MESSAGER / GUITRY
Créé le 2 février 2009 à l’auditorium du Musée d’Orsay.
Direction musicale, piano : Emmanuel Olivier
Mise en scène : Emmanuelle Cordoliani
Scénographie : Émilie Roy
Costumes : Julie Scobeltzine :
Lumières : Bruno Bescheron
Elle : Julie Fuchs
La 1ère servante : Camille Poul
La 2ème servant : Chloé Briot
Lui : Florent Baffi
Le Baron : Laurent Laberdesque
Le Maharadjah : Hovhannes Asatryan
L’interprète : Zhe Chi
À mon masque, tu me reconnaîtras…
C’est l’histoire d’Elle, qui, à vingt ans vient d’achever le tour de son ambition sociale. Elle a deux amants, deux servantes, des perles et des diamants plein ses coffres. Elle tombe amoureuse d’un portrait, comme dans les contes. Mais la photographie, elle aussi, a vingt ans.
C’est également l’histoire de Lui, qui, à deux fois vingt ans, va s’inventer une jeunesse pour ressembler à celui qu’il n’a jamais été, celui qu’Elle rêve d’aimer.
Elle et Lui funambulent sur l’étroite frontière qui sépare
l’Enchantement du Désenchantement.
On dirait un conte de fée, mais le seul talisman qu’on emporte avec soi est la rengaine douce-amère : Quand j’aime, qui aimé-je ?
L’Amour Masqué va bien plus loin que le bal du deuxième acte et la petite entourloupe qu’Il joue pour Elle à cette occasion, car en fait, tous sont masqués dès le commencement et plusieurs fois encore.
Les servantes, ces doublures d’Elle qui la copient sans l’égaler, mais la surpassent ou la surprennent. Le Baron, qui pose en amant généreux alors qu’il n’a jamais embrassé que l’ombre de l’amour.
Le Maharadja ténébreux derrière l’éventail de son exotique dialecte. L’interprète emmitouflé dans sa pudibonderie. Elle et son beau masque qui n’est plus qu’un gagne-pain.
Et Lui soudainement aux prises avec la crise de la demi-vie devant ce joli minois, la fameuse crise du masque dont Jung disait qu’elle était souhaitable et salutaire, puisqu’elle répond à une exigence intérieure de cohérence de soi à soi-même, une recherche d’un sens à sa vie faisant fi des préjugés, opinions ou valeurs collectives dont nous avons hérité.
Ce jeu de dupes était à coup sûr plus flagrant encore quand on venait y voir Sacha Guitry et son Yvonne Printemps de femme se mettre en abyme dans les deux rôles principaux. Qui vois-je ? devait-on se demander.
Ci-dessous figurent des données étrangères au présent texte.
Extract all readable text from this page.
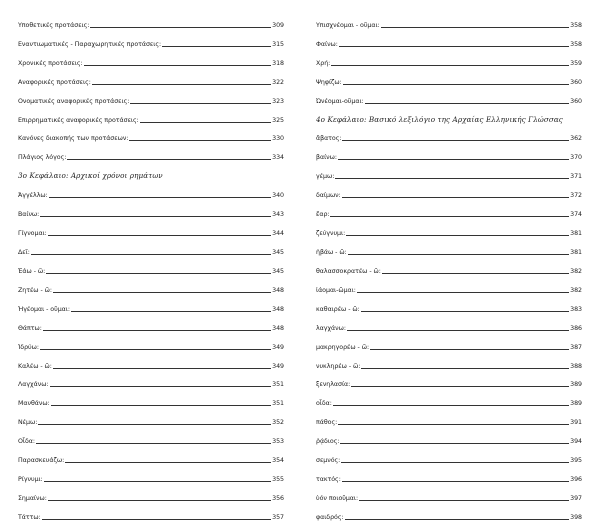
Υποθετικές προτάσεις:	309
Εναντιωματικές - Παραχωρητικές προτάσεις:	315
Χρονικές προτάσεις:	318
Αναφορικές προτάσεις:	322
Ονοματικές αναφορικές προτάσεις:	323
Επιρρηματικές αναφορικές προτάσεις:	325
Κανόνες διακοπής των προτάσεων:	330
Πλάγιος λόγος:	334
3ο Κεφάλαιο: Αρχικοί χρόνοι ρημάτων
Άγγέλλω:	340
Βαίνω:	343
Γίγνομαι:	344
Δεῖ:	345
Ἐάω - ῶ:	345
Ζητέω - ῶ:	348
Ἡγέομαι - οῦμαι:	348
Θάπτω:	348
Ἱδρύω:	349
Καλέω - ῶ:	349
Λαγχάνω:	351
Μανθάνω:	351
Νέμω:	352
Οἶδα:	353
Παρασκευάζω:	354
Ρίγνυμι:	355
Σημαίνω:	356
Τάττω:	357
Υπισχνέομαι - οῦμαι:	358
Φαίνω:	358
Χρή:	359
Ψηφίζω:	360
Ὠνέομαι-οῦμαι:	360
4ο Κεφάλαιο: Βασικό λεξιλόγιο της Αρχαίας Ελληνικής Γλώσσας
ἄβατος:	362
βαίνω:	370
γέμω:	371
δαίμων:	372
ἔαρ:	374
ζεύγνυμι:	381
ἡβάω - ῶ:	381
θαλασσοκρατέω - ῶ:	382
ἰάομαι-ῶμαι:	382
καθαιρέω - ῶ:	383
λαγχάνω:	386
μακρηγορέω - ῶ:	387
νυκληρέω - ῶ:	388
ξενηλασία:	389
οἶδα:	389
πάθος:	391
ῥᾴδιος:	394
σεμνός:	395
τακτός:	396
ὑόν ποιοῦμαι:	397
φαιδρός:	398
L’Auteur et l’Actrice, les amants, les époux, Elle et Lui…
Ce n’est pas offenser le public que de lui offrir l’ambiguïté et ni Guitry, ni Messager ne nous en ont privé. Les chemins qu’ils mènent à l’Amour sont couverts, embusqués et tortueux. La limpidité du conte y est toujours troublée par le goût des saillies et les petits pas de côté du réel. Le voisinage temporel de la Grande Guerre appelle la gaieté furieuse, les jeux idiots et les chansons bêtes, comme une conjuration, l’absurde comme un héritage. Il n’y a pas de happy end, mais il n’y a pas non plus véritablement de fin, juste une redistribution des cartes, une porte ouverte sur les possibles.
Mais si, finalement, les illusions de l’amour, ses faux semblants, ses poutres dans l’oeil et ses miroirs aux alouettes étaient seuls à même de laisser voir véritablement l’amour ? Ici, l’on verra le Faux accoucher du Vrai, mais n’est-ce pas justement la vieille histoire du théâtre ?
Et si le masque est usé et n’a plus rien à dire, il fera encore parler de lui… en tombant.